I have to admit, it was the Idiotic Brother who goaded me into it. I’d heard there was a guy with the Carrboro Fire Department who has an old Massey Harris 44 and I mentioned it to the IB. He said, “Well there you go, a natural first road trip for the Pony.” Today I got up the courage and poured another gallon of gas in the Pony’s tank in preparation for the 4-mile round trip. As a precaution, I stuck Gary Talbert (my tow truck driver)’s phone number into my wallet and put my phone, wallet and the camera in the Pony’s handy glove box. I even brought the garage door opener with me and closed the door on my way down the drive.
I’m proud to say that the Pony didn’t let me down. He cruised over and back with no problems. And although the guy I was looking for had the day off, the Pony earned some other admirers during his visit. Here are a couple of photos.
While there, a guy came over and said he had an old Ford tractor to sell, and since one of the firemen was interested in getting an old tractor, they went off to discuss the matter and trade information. When the firemen came back he said the guy wanted $1000 and that he was going to go check it out. Oh man, I’m afraid the Pony and I may have sown some seeds of marital discord today. Sorry about that.
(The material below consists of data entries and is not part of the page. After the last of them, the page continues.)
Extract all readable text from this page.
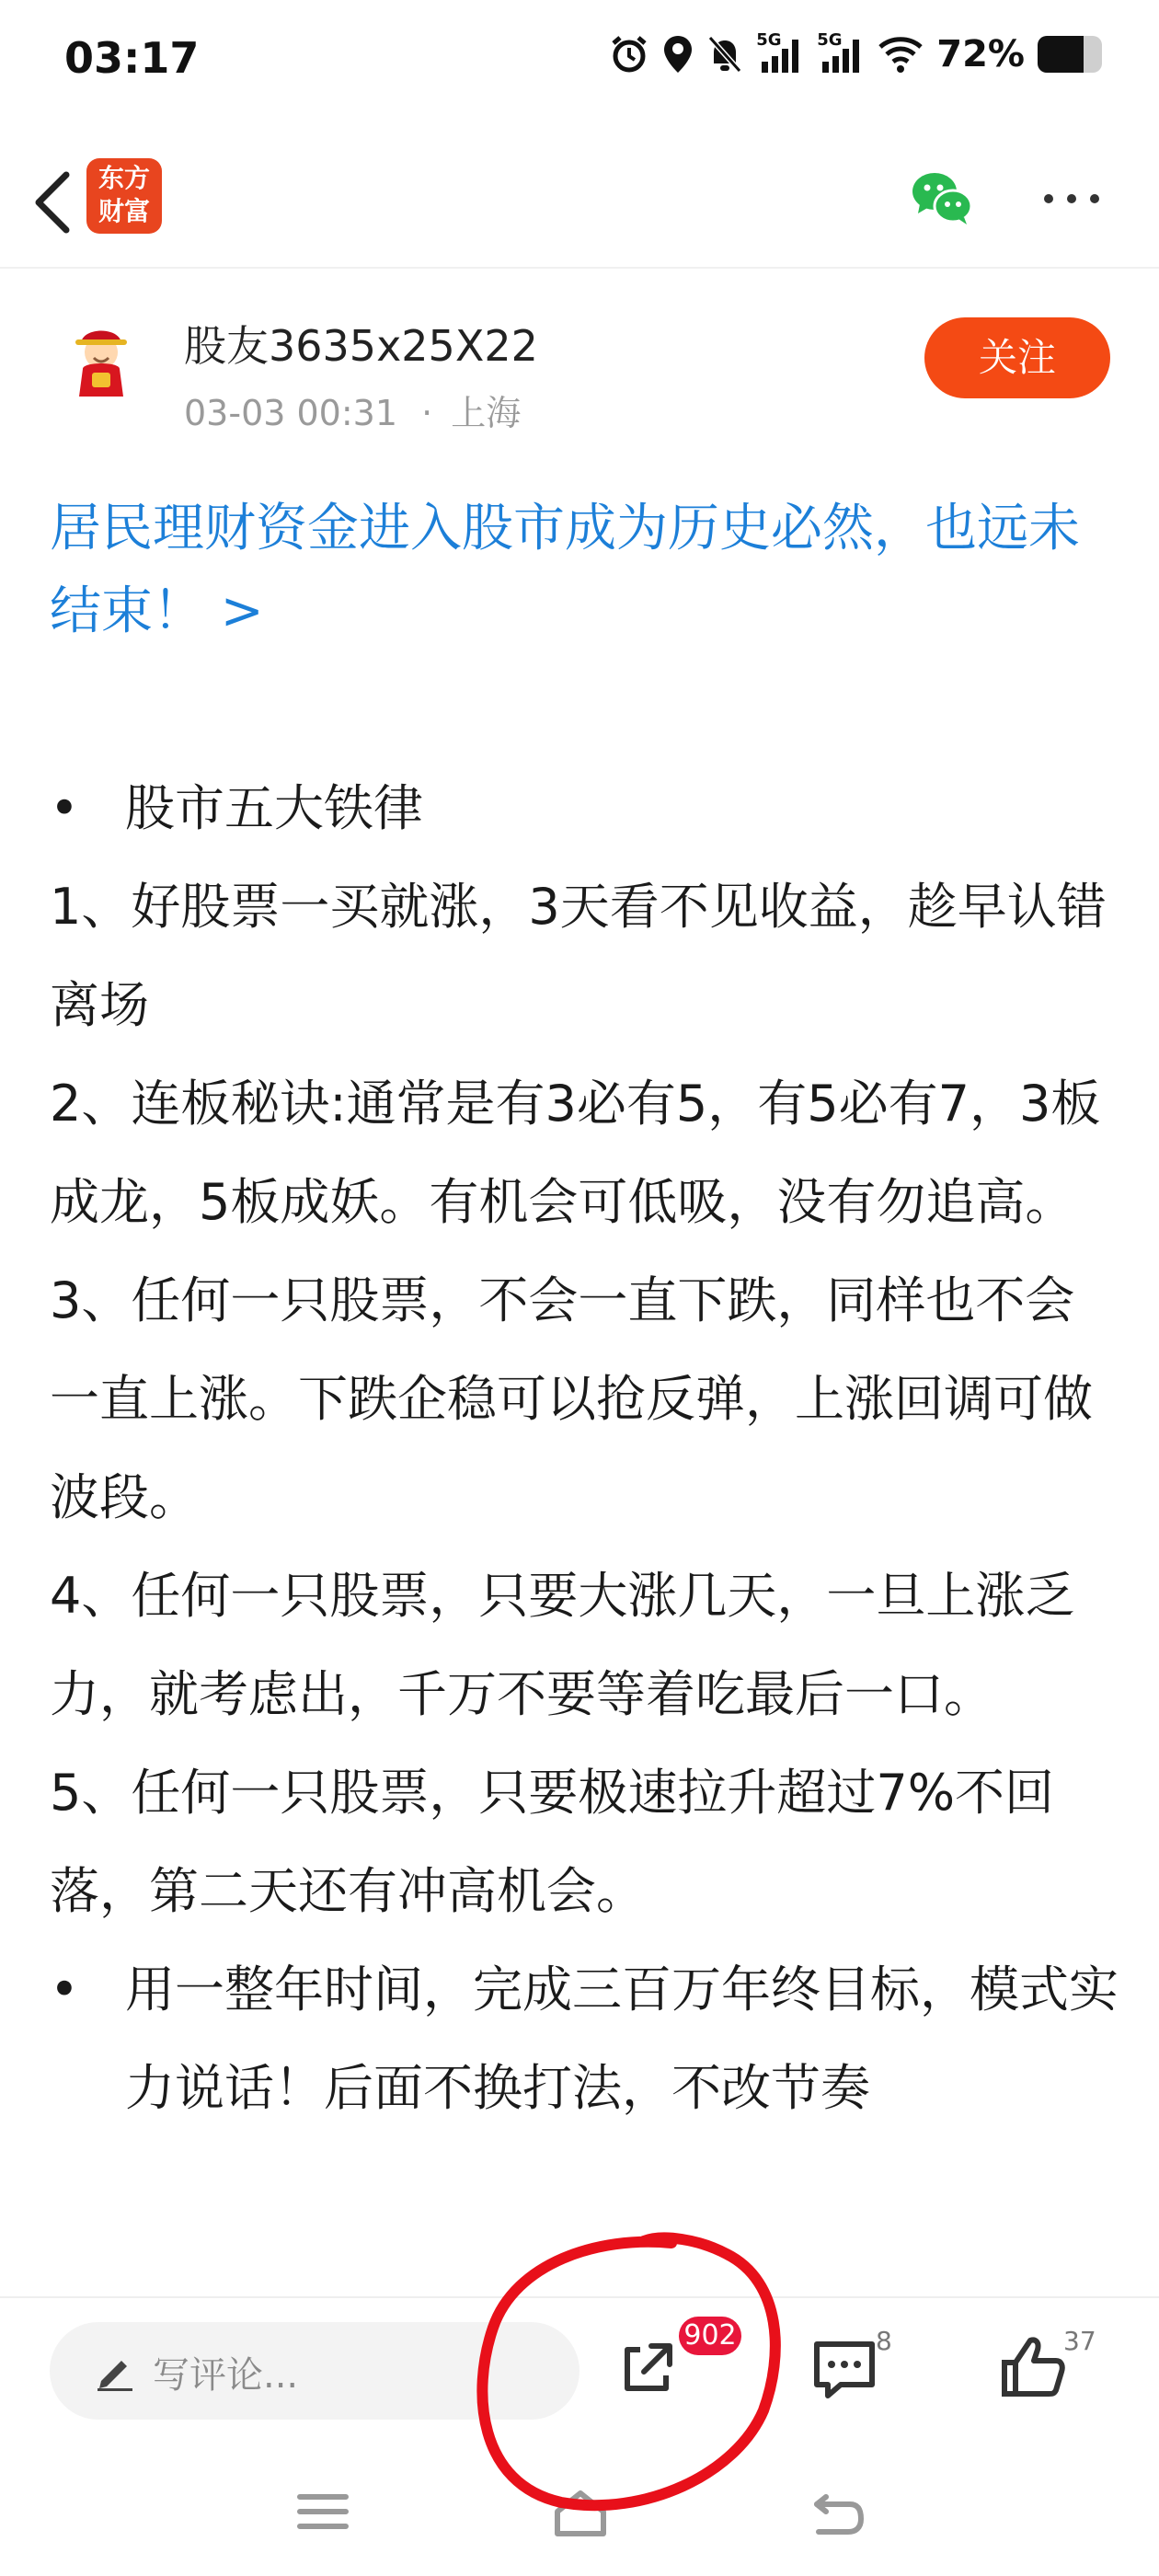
03:17	5G 5G	72%
东方
财富
股友3635x25X22
03-03 00:31 · 上海
关注
居民理财资金进入股市成为历史必然，也远未结束！ >

• 股市五大铁律

1、好股票一买就涨，3天看不见收益，趁早认错离场

2、连板秘诀:通常是有3必有5，有5必有7，3板成龙，5板成妖。有机会可低吸，没有勿追高。

3、任何一只股票，不会一直下跌，同样也不会一直上涨。下跌企稳可以抢反弹，上涨回调可做波段。

4、任何一只股票，只要大涨几天，一旦上涨乏力，就考虑出，千万不要等着吃最后一口。

5、任何一只股票，只要极速拉升超过7%不回落，第二天还有冲高机会。

• 用一整年时间，完成三百万年终目标，模式实力说话！后面不换打法，不改节奏

写评论...
8	37
902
And now for a Chapter I’ll call: Stuff I’ve Invented
There’s a lot of stuff that I’ve invented over the years, not because I’m a Thomas Edison, but simply because over a lifetime you stumble on things. Here are a few examples.
1. One of my best ones was the “A” with no cross-bar. I came up with that one a couple of years ago. At some point it dawned on me that I was wasting time and effort, not to mention pencil lead and ink, by including the cross-bar. If one simply makes an inverted “V” there’s no other letter like that, so one can just assume its an A, but save a stroke.
2. A couple of weeks ago I was downstairs and noticed that The Princess had a pair of my shorts cued-up for ironing. Pieces of clothing in the cue I find, can remain there for anywhere from overnight to a few weeks. So, I thought why not lay the iron on top of the shorts while they’re in the cue. If the Princess stalls long enough they may not even need actual ironing. As it turns out the shorts were in the cue for several weeks what with the NYC trip getting in the way. When we got back that nasty “fly flap” on the front of the shorts (which always needs ironing) was laying down just as flat as you please. I’m calling this invention passive ironing.
3. Of course, who can forget my invention, the butt shave. Hey, I didn’t say they were all successful.
4. The Brucio, at Starbucks, a four-shot, grande Americano, but filled only to the tall line. A great “waker-upper” in the morning.
5. And while we’re on the subject of drinks, how about my invention, the Broken Toe? Sure, I broke my toe in the process of testing it, but it is a great drink, and it was only the one toe. Recipe: a generous shot of Beefeaters gin, equal amount of Campari, a slice of orange, and fill the rest of a tall glass with club soda.
6. Moving from drinks to eats, I invented the peach/blueberry pie (PBP). It’s like a peach pie only the handful of blueberries you put in gives it a little flavor twist and adds some nice color. I challenge anyone who’s had a piece of my PBP to come up with a tastier one! (full recipe on request).
7. The balanced meal. No, not that old balanced meal you were told about as a kid. I talked about this concept in my nutrition issue https://thatidiotictractor.com/2014/07/11/whose-fault-was-it/. To be one of my balanced meals all you need to do is keep the good things and the bad things in balance. For example, an apple (good) and a Snickers bar (bad) is a balanced meal. Even something like a martini is (by my rules) balanced, because it contains gin (bad), but olives (good). That’s why when The Princess and I order a martini at a restaurant or bar we ask that they leave out the vermouth, because that would be two bads and just one good.
8. The tractor diaper. Simply a large piece of corrugated cardboard, laid flat underneath the tractor. The box from a 40″ flat screen TV is perfect for a small tractor, but you’d want to use one from a 60″ for a big boy. If one of these doesn’t catch about 3-months worth of dripage, then you really screwed-up when you rebuilt that tractor.
9. Making art from “found objects” isn’t new, but as far as I know, I invented what I’m calling Clam-shell Art. My new series of pieces is made from the plastic things you get food in at the grocery, which are then filled with shredded paper and cut letters. Here’s one of my recent pieces.
Is this the ultimate result of a guy who’s finished his tractor restoration and has too much time on his hands? Or, do you think The Bruce Museum might give me a one-man show? You’re not really meant to answer these…I know the answers.
Have a nice weekend, and thanks for reading.